The Los Angeles Lakers will not participate in the postseason for just the third time in three decades, Bryant logged only six games in an utterly lost season and on most nights, the roster featured names you'd expect to see on a middle-of-the-pack D-League team.
So, if Bryant wants to send all thoughts of the 2013-14 campaign swirling into the figurative porcelain abyss, it's hard to blame him—even if a thorough scrubbing at a water treatment plant still might not be enough to wash the stink off such a foul-smelling season.
Nobody who saw a shred of this past Lakers season could argue with the Mamba on his first point.
It's the second half of Bryant's tweet that should meet with some skepticism.
Epic, Kobe? Really?
Credit No. 24 for his optimism, but also remember this Lakers team is a long way from competing at any serious level. Whatever '"epic" connotes, it's probably a few steps above the mediocrity toward which L.A. is likely headed.
Bryant's health remains uncertain, hardly a surprise for a guy who'll turn 36 before next season starts. His contract stands as the largest hindrance to a complete rebuild in Los Angeles, but the Lakers do have some money to spend nonetheless.
Only Bryant, Steve Nash and Robert Sacre are guaranteed to collect checks from the Lakers next year, which means general manager Mitch Kupchak could have more than $20 million of cap room to play with.
Maybe the Lakers will become players in the free-agency sweepstakes, targeting big names who could exercise early termination options like Chris Bosh and Carmelo Anthony. They'll certainly place a phone call to LeBron James if he opts out as well.

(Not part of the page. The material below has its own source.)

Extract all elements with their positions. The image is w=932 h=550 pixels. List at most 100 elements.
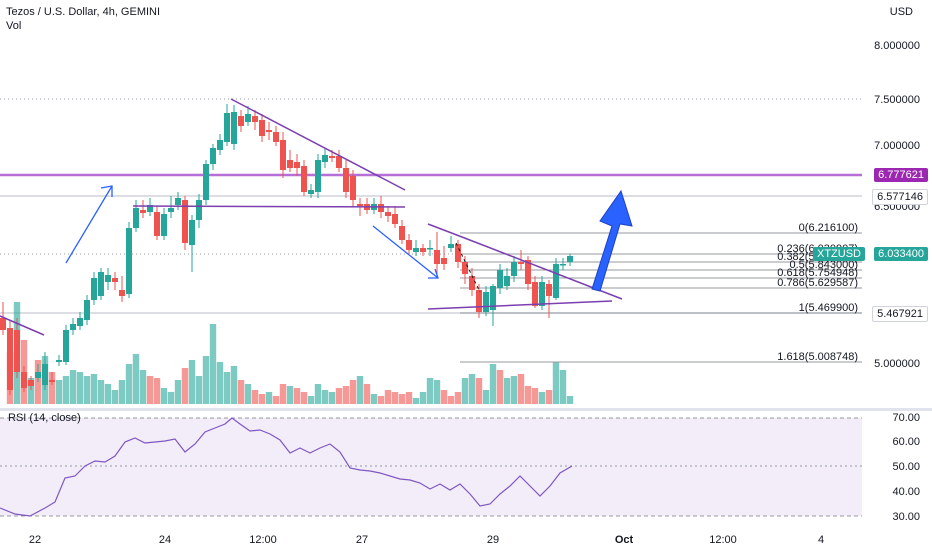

They'll also have a lottery pick joining the fold and will fill out the roster with short-term vets to bridge the gap between this season and the real free-agent frenzy in 2015.
Next season should be better (how could it be any worse?), but with the competition in the West, coaching uncertainty aplenty and the difficulty of acquiring transformative talent, "epic" seems out of the question.
Especially since Bryant's prediction of an "epic" season depends on the Lakers decision-makers doing their jobs competently. And as ESPN's Ramona Shelburne points out, the front office's best efforts to emulate the late Jerry Buss haven't gone so well—and might not get any better:
In many ways, his presence still guides Lakers decision-making, as if everyone at some point asks, "What would Jerry do?"
That should be a comforting thought. It certainly seems like a great compass. Yet sometimes genius loses something when you try to replicate it.
The Lakers need to forge a new identity and embrace the reality that they're not some exceptional franchise that can rely on its history to attract talent. Next season is about building a foundation—not chasing greatness.
Of course, Bryant will never see things that way. It's not how he's wired. And besides, we wouldn't want to hear any defeatist realism from him anyway.
Bryant's enthusiasm can be an asset if it motivates executives and teammates, but his impatience can be dangerous. Balancing those two qualities will go a long way toward ensuring the 2014-15 season doesn't stink as much as this one.